Belgique

Le médiateur de la Fédération Wallonie-Bruxelles a dénoncé mercredi l'institutionnalisation de certains passe-droits pour répondre au manque de places lors d'inscriptions dans des écoles du fondamental à Bruxelles ou dans certaines filières en Hautes écoles, qualifiant à l'inverse le décret inscriptions en vigueur dans le secondaire d'"anti-passe-droit".
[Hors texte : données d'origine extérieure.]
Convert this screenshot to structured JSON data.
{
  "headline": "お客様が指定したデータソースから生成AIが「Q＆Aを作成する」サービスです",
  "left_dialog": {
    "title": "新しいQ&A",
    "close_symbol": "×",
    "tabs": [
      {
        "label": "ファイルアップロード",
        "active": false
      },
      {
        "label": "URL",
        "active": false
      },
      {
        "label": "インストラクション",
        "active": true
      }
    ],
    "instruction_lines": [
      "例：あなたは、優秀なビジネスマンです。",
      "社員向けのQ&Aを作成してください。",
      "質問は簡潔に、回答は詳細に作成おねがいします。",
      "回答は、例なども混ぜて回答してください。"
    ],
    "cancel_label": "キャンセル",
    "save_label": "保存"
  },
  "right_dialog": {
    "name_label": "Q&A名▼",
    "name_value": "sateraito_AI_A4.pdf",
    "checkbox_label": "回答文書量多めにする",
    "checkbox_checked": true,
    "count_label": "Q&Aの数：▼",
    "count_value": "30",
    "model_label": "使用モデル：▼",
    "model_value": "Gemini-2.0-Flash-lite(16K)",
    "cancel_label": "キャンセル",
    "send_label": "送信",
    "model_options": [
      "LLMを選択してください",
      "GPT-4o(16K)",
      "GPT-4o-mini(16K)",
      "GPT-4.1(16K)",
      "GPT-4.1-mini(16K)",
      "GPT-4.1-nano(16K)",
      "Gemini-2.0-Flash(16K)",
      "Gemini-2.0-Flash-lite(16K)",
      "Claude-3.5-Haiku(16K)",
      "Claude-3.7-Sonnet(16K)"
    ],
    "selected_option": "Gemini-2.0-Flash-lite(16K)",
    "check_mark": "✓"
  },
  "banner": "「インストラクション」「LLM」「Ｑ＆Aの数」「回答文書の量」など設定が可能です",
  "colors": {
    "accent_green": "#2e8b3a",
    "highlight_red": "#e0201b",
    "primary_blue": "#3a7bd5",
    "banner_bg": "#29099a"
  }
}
Dans le rapport annuel de son service qu'il a remis au parlement de la Fédération, Jean-Marie Liénard, médiateur f.f., a une nouvelle fois mis en exergue ce "phénomène contagieux" qui pousse certains pouvoirs organisateurs d'établissements subventionnés du fondamental (maternel-primaire) à réserver une période prioritaire d'inscription aux enfants résidant dans la commune.

"En établissant des critères de priorités, combinés le cas échéant à un calendrier d'inscription, certaines communes, essentiellement en Région bruxelloise, contreviennent à la loi. Le phénomène paraît contagieux puisque dans les communes voisines, des contre-mesures sont prises, et des priorités de même nature sont établies (proximité, résidence dans la commune, prétendu adossement de l'école maternelle, regroupement de fratries, etc)", explique M. Liénard. Une septantaine de réclamations sont parvenues l'an dernier à ses services à ce propos.

Une circulaire ministérielle envoyée l'an dernier pour resserrer la vis "n'a pas suffi", constate l'ombudsman, qui réclame des sanctions spécifiques pour non-respect de la règle.

En outre, la cellule ministérielle pour les inscriptions, qui tente de rediriger les élèves vers des établissements où des places sont encore libres, manque d'une base de données en temps réel pour identifier les écoles affichant des places libres, à l'instar de ce qui existe en Communauté flamande. En Haute école, le médiateur a repéré "du flou et de l'illégalité" lors de l'inscription d'étudiants dans des filières manifestement confrontées à un manque de places, mais sans que cela soit dit explicitement.

Il propose d'autoriser le refus d'inscription pour manque de places disponibles dans l'enseignement supérieur, pour autant que le mécanisme ait été objectivé via une déclaration de manque de places disponibles auprès de la direction générale de l'Enseignement non obligatoire.

A ses yeux, ces dossiers ne sont pas anodins: "l'institutionnalisation de pratiques contrevenant aux règles de droit fixées ne peut être acceptée: en mettant la loi hors jeu, cette tendance contribue à l'incompréhension du citoyen et au risque de délitement du lien sociétal, par manque de confiance dans nos institutions", commente Jean-Marie Liénard.

A l'inverse, les plaintes reçues dans le cadre du décret inscriptions (1e année du secondaire), que M. Liénard qualifie d'"anti-passe-droits", sont peu nombreuses. La Commission interréseaux des inscriptions (Ciri) réalise elle-même un travail de régulation conforme aux prescrits légaux. Une dizaine de recours sont toutefois parvenus l'an dernier au service du médiateur, qui a ainsi pu "sensibiliser la Ciri" à ces cas.

Le médiateur n'en est pas moins critique concernant le manque de places dans l'enseignement obligatoire. "S'agissant de droits consacrés comme fondamentaux, telle l'obligation scolaire gratuite, la réalité devra être aussi rapidement que possible adaptée à la norme et s'y soumettre. Après avoir trop longtemps négligé cet aspect, au point d'être pris de court par une pénurie de places dans nos écoles, nos gouvernants y travaillent désormais".